The design and development of new functional materials for energy conversion and storage devices is emerging as one of the potential research areas. Fuel cells have been considered as a promising energy conversion device for automobiles and portable electronic devices. The operating principle of fuel cell involves cathodic reduction of oxygen. The performance of the fuel cell largely depends on the activity of cathode catalyst. Traditionally Pt-based catalysts have been used for the oxygen reduction reaction (ORR). However, the high cost, lack of durability and catalyst poisoning during fuel cell operation are some of the serious concerns of the traditional catalysts. Non-precious metals, metal oxides and metal-free catalysts have been proposed s alternative catalysts.¹ Recently, the transition metal nitride-based catalysts are emerging for various applications due to their interesting physicochemical properties.² These metal nitrides are very promising for electrocatalytic oxidation and reduction reactions. Although several methods have been developed for the synthesis of metal nitrides including Cu₃N, the electrocatalytic performance has not been well explored. We are interested in the development of new functional materials for ORR.^3,4 In an attempt to explore the catalytic activity of metal nitrides, we have synthesized nanosized Cu₃N and evaluated the ORR activity.

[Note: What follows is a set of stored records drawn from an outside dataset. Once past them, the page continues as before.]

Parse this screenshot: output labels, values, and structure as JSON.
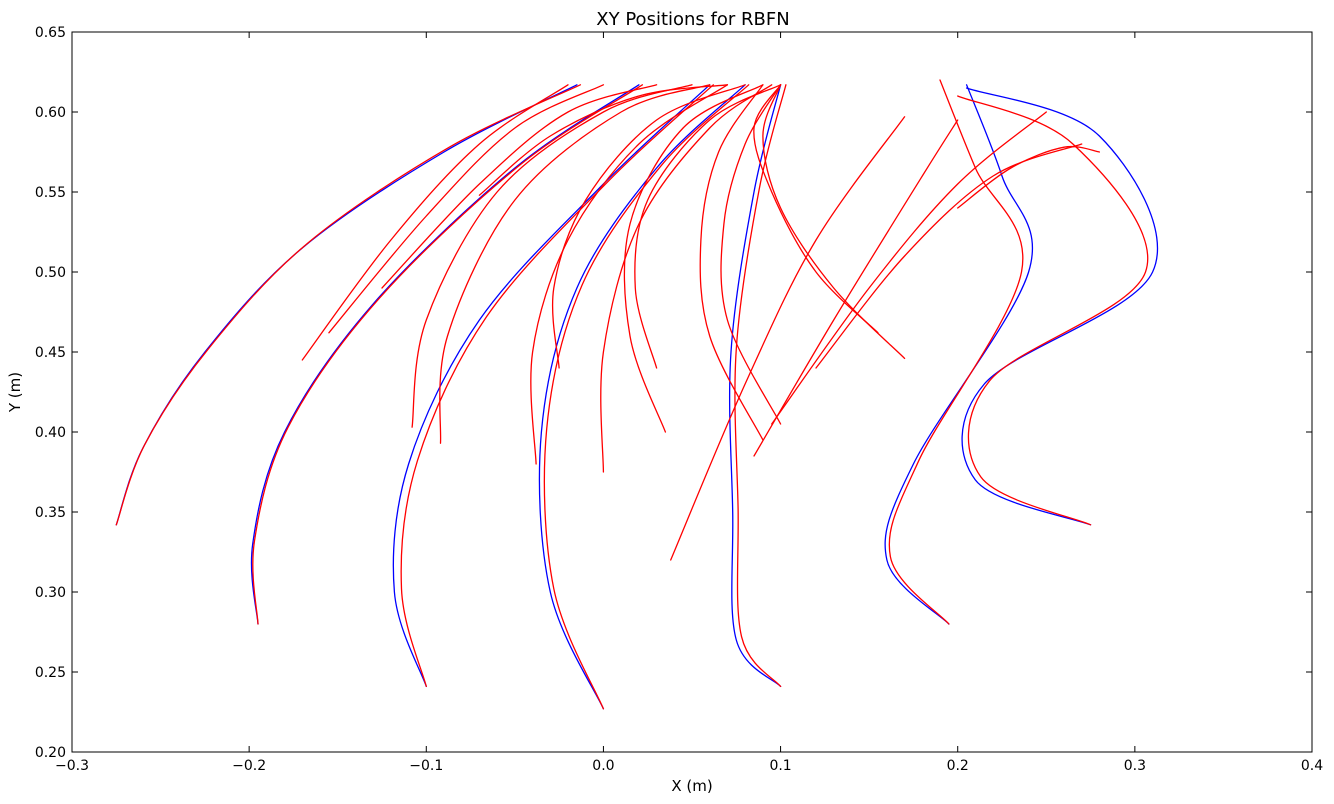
{
  "chart_data": {
    "type": "line",
    "title": "XY Positions for RBFN",
    "xlabel": "X (m)",
    "ylabel": "Y (m)",
    "xlim": [
      -0.3,
      0.4
    ],
    "ylim": [
      0.2,
      0.65
    ],
    "xticks": [
      -0.3,
      -0.2,
      -0.1,
      0.0,
      0.1,
      0.2,
      0.3,
      0.4
    ],
    "yticks": [
      0.2,
      0.25,
      0.3,
      0.35,
      0.4,
      0.45,
      0.5,
      0.55,
      0.6,
      0.65
    ],
    "xtick_labels": [
      "−0.3",
      "−0.2",
      "−0.1",
      "0.0",
      "0.1",
      "0.2",
      "0.3",
      "0.4"
    ],
    "ytick_labels": [
      "0.20",
      "0.25",
      "0.30",
      "0.35",
      "0.40",
      "0.45",
      "0.50",
      "0.55",
      "0.60",
      "0.65"
    ],
    "grid": false,
    "colors": {
      "desired": "#0000ff",
      "actual": "#ff0000",
      "axes": "#000000"
    },
    "series": [
      {
        "color": "#0000ff",
        "x": [
          -0.275,
          -0.26,
          -0.225,
          -0.17,
          -0.09,
          -0.015
        ],
        "y": [
          0.342,
          0.39,
          0.45,
          0.515,
          0.575,
          0.617
        ]
      },
      {
        "color": "#ff0000",
        "x": [
          -0.275,
          -0.259,
          -0.223,
          -0.167,
          -0.087,
          -0.013
        ],
        "y": [
          0.342,
          0.392,
          0.452,
          0.518,
          0.578,
          0.617
        ]
      },
      {
        "color": "#0000ff",
        "x": [
          -0.195,
          -0.198,
          -0.18,
          -0.13,
          -0.05,
          0.02
        ],
        "y": [
          0.28,
          0.33,
          0.4,
          0.48,
          0.565,
          0.617
        ]
      },
      {
        "color": "#ff0000",
        "x": [
          -0.195,
          -0.197,
          -0.178,
          -0.127,
          -0.047,
          0.022
        ],
        "y": [
          0.28,
          0.332,
          0.403,
          0.483,
          0.567,
          0.617
        ]
      },
      {
        "color": "#0000ff",
        "x": [
          -0.1,
          -0.118,
          -0.11,
          -0.07,
          0.0,
          0.06
        ],
        "y": [
          0.241,
          0.3,
          0.38,
          0.47,
          0.555,
          0.617
        ]
      },
      {
        "color": "#ff0000",
        "x": [
          -0.1,
          -0.114,
          -0.105,
          -0.066,
          0.003,
          0.062
        ],
        "y": [
          0.241,
          0.302,
          0.382,
          0.472,
          0.557,
          0.617
        ]
      },
      {
        "color": "#0000ff",
        "x": [
          0.0,
          -0.03,
          -0.035,
          -0.015,
          0.03,
          0.08
        ],
        "y": [
          0.227,
          0.3,
          0.4,
          0.49,
          0.565,
          0.617
        ]
      },
      {
        "color": "#ff0000",
        "x": [
          0.0,
          -0.028,
          -0.032,
          -0.012,
          0.033,
          0.082
        ],
        "y": [
          0.227,
          0.302,
          0.402,
          0.492,
          0.567,
          0.617
        ]
      },
      {
        "color": "#0000ff",
        "x": [
          0.1,
          0.075,
          0.073,
          0.072,
          0.085,
          0.1
        ],
        "y": [
          0.241,
          0.27,
          0.35,
          0.45,
          0.55,
          0.617
        ]
      },
      {
        "color": "#ff0000",
        "x": [
          0.1,
          0.078,
          0.076,
          0.075,
          0.088,
          0.103
        ],
        "y": [
          0.241,
          0.272,
          0.352,
          0.452,
          0.552,
          0.617
        ]
      },
      {
        "color": "#0000ff",
        "x": [
          0.195,
          0.16,
          0.175,
          0.24,
          0.225,
          0.205
        ],
        "y": [
          0.28,
          0.32,
          0.38,
          0.5,
          0.56,
          0.617
        ]
      },
      {
        "color": "#ff0000",
        "x": [
          0.195,
          0.162,
          0.178,
          0.236,
          0.21,
          0.19
        ],
        "y": [
          0.28,
          0.322,
          0.382,
          0.5,
          0.565,
          0.62
        ]
      },
      {
        "color": "#0000ff",
        "x": [
          0.275,
          0.21,
          0.215,
          0.31,
          0.28,
          0.205
        ],
        "y": [
          0.342,
          0.37,
          0.43,
          0.5,
          0.585,
          0.615
        ]
      },
      {
        "color": "#ff0000",
        "x": [
          0.275,
          0.213,
          0.218,
          0.306,
          0.265,
          0.2
        ],
        "y": [
          0.342,
          0.372,
          0.432,
          0.5,
          0.58,
          0.61
        ]
      },
      {
        "color": "#ff0000",
        "x": [
          -0.17,
          -0.12,
          -0.07,
          -0.02
        ],
        "y": [
          0.445,
          0.52,
          0.58,
          0.617
        ]
      },
      {
        "color": "#ff0000",
        "x": [
          -0.155,
          -0.1,
          -0.05,
          0.0
        ],
        "y": [
          0.462,
          0.535,
          0.59,
          0.617
        ]
      },
      {
        "color": "#ff0000",
        "x": [
          -0.125,
          -0.07,
          -0.02,
          0.03
        ],
        "y": [
          0.49,
          0.555,
          0.6,
          0.617
        ]
      },
      {
        "color": "#ff0000",
        "x": [
          -0.108,
          -0.1,
          -0.06,
          0.0,
          0.05
        ],
        "y": [
          0.403,
          0.47,
          0.55,
          0.6,
          0.617
        ]
      },
      {
        "color": "#ff0000",
        "x": [
          -0.092,
          -0.088,
          -0.05,
          0.01,
          0.06
        ],
        "y": [
          0.393,
          0.46,
          0.545,
          0.6,
          0.617
        ]
      },
      {
        "color": "#ff0000",
        "x": [
          -0.07,
          -0.03,
          0.02,
          0.07
        ],
        "y": [
          0.548,
          0.585,
          0.61,
          0.617
        ]
      },
      {
        "color": "#ff0000",
        "x": [
          -0.038,
          -0.04,
          -0.02,
          0.02,
          0.07
        ],
        "y": [
          0.38,
          0.45,
          0.52,
          0.58,
          0.617
        ]
      },
      {
        "color": "#ff0000",
        "x": [
          -0.025,
          -0.028,
          -0.01,
          0.03,
          0.08
        ],
        "y": [
          0.44,
          0.49,
          0.545,
          0.595,
          0.617
        ]
      },
      {
        "color": "#ff0000",
        "x": [
          0.0,
          0.0,
          0.02,
          0.06,
          0.095
        ],
        "y": [
          0.375,
          0.45,
          0.53,
          0.59,
          0.617
        ]
      },
      {
        "color": "#ff0000",
        "x": [
          0.03,
          0.018,
          0.025,
          0.06,
          0.1
        ],
        "y": [
          0.44,
          0.49,
          0.545,
          0.595,
          0.617
        ]
      },
      {
        "color": "#ff0000",
        "x": [
          0.035,
          0.015,
          0.015,
          0.045,
          0.09
        ],
        "y": [
          0.4,
          0.46,
          0.53,
          0.59,
          0.617
        ]
      },
      {
        "color": "#ff0000",
        "x": [
          0.038,
          0.08,
          0.12,
          0.17
        ],
        "y": [
          0.32,
          0.43,
          0.52,
          0.597
        ]
      },
      {
        "color": "#ff0000",
        "x": [
          0.09,
          0.06,
          0.055,
          0.065,
          0.09
        ],
        "y": [
          0.395,
          0.46,
          0.52,
          0.575,
          0.617
        ]
      },
      {
        "color": "#ff0000",
        "x": [
          0.1,
          0.07,
          0.068,
          0.08,
          0.1
        ],
        "y": [
          0.405,
          0.47,
          0.53,
          0.58,
          0.617
        ]
      },
      {
        "color": "#ff0000",
        "x": [
          0.085,
          0.13,
          0.18,
          0.2
        ],
        "y": [
          0.385,
          0.47,
          0.56,
          0.595
        ]
      },
      {
        "color": "#ff0000",
        "x": [
          0.095,
          0.15,
          0.2,
          0.25
        ],
        "y": [
          0.405,
          0.49,
          0.555,
          0.6
        ]
      },
      {
        "color": "#ff0000",
        "x": [
          0.12,
          0.17,
          0.22,
          0.27
        ],
        "y": [
          0.44,
          0.51,
          0.56,
          0.58
        ]
      },
      {
        "color": "#ff0000",
        "x": [
          0.155,
          0.12,
          0.095,
          0.085,
          0.1
        ],
        "y": [
          0.462,
          0.5,
          0.55,
          0.59,
          0.617
        ]
      },
      {
        "color": "#ff0000",
        "x": [
          0.17,
          0.13,
          0.1,
          0.09,
          0.1
        ],
        "y": [
          0.446,
          0.49,
          0.54,
          0.585,
          0.617
        ]
      },
      {
        "color": "#ff0000",
        "x": [
          0.2,
          0.23,
          0.26,
          0.28
        ],
        "y": [
          0.54,
          0.565,
          0.578,
          0.575
        ]
      }
    ]
  }
}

The electrocatalytically active Cu₃N was synthesized in one-pot by solvothermal approach (200 ⁰C) using hexamethylenetetramine as a nitrogen source. The X-ray diffraction pattern of as-synthesized Cu₃N nanocrystals confirms the formation of cubic anti-ReO₃ structure. The high resolution N1s X-ray photoelectron spectrum shows the presence of characteristic Cu₃N peak at 397.4 eV. Transmission electron microscopy (TEM) measurement shows that the Cu₃N nanoparticles have quasi-spherical shape with an average diameter of 80 nm. The electrocatalytic activity towards ORR was investigated by hydrodynamic voltammetry in alkaline pH. The mass specific activity was calculated to be 27.58 mA/mg which is significantly higher than the other Cu₃N-based catalysts available in the literature.⁵ The number of electrons (n) involved in ORR was 3.4 and the peroxide yield (%H₂O₂) was 34% implying the ORR follows mixed electron transfer pathway. In order to promote the 4-electron pathway for the reduction of O₂ to H₂O, the Cu₃N nanoparticles were integrated with reduced graphene oxide (rGO). Interestingly, well-defined voltammogram for ORR was obtained with the integrated hybrid catalyst (rGO-Cu₃N). A 35% increase in the limiting current density and a 90 mV positive shift in the onset potential with respect to the as-synthesized Cu₃N were observed, highlighting the excellent activity. We observed only 14% H₂O₂ suggesting that the hybrid catalyst promotes 4-electron pathway. The mass normalized activity was 96.45 mA/mg which is ~3.5 times higher than the as-synthesized Cu₃N. The kinetics of ORR was further evaluated by the mass-transport corrected Tafel analysis. The Tafel slope in the low overpotential region on as-synthesized Cu₃N and rGO-Cu₃N was calculated to be 106 and 56 mV/decade, suggesting the oxygen reduction kinetics on rGO-Cu₃N is similar to that of Pt. The pronounced activity of rGO-Cu₃N over as-synthesized Cu₃N can be attributed to the synergistic effect of conductive rGO sheets and semiconductor Cu₃N (band gap 1.68 eV).

Reference:

1. Raj, C. R.; Samanta, A.; Noh, S. H.; Mondal, S.; Okajima, T.; Ohsaka, T. J. Mater. Chem. A 2016, 4, 11156-11178.
2. Wang, D.; Li, Y. Chem. Commun. 2011, 47, 3604−3606.
3. Bag, S.; Roy, K.; Gopinath, C. S.; Raj, C. R. ACS Appl. Mater. Interfaces 2014, 6, 2692–2699.
4. Bag, S.; Mondal, B.; Das, A. K.; Raj, C. R. Electrochim. Acta 2015, 163, 16–23.
5. Wu, H.; Chen, W. J. Am. Chem. Soc. 2011, 133, 15236–15239.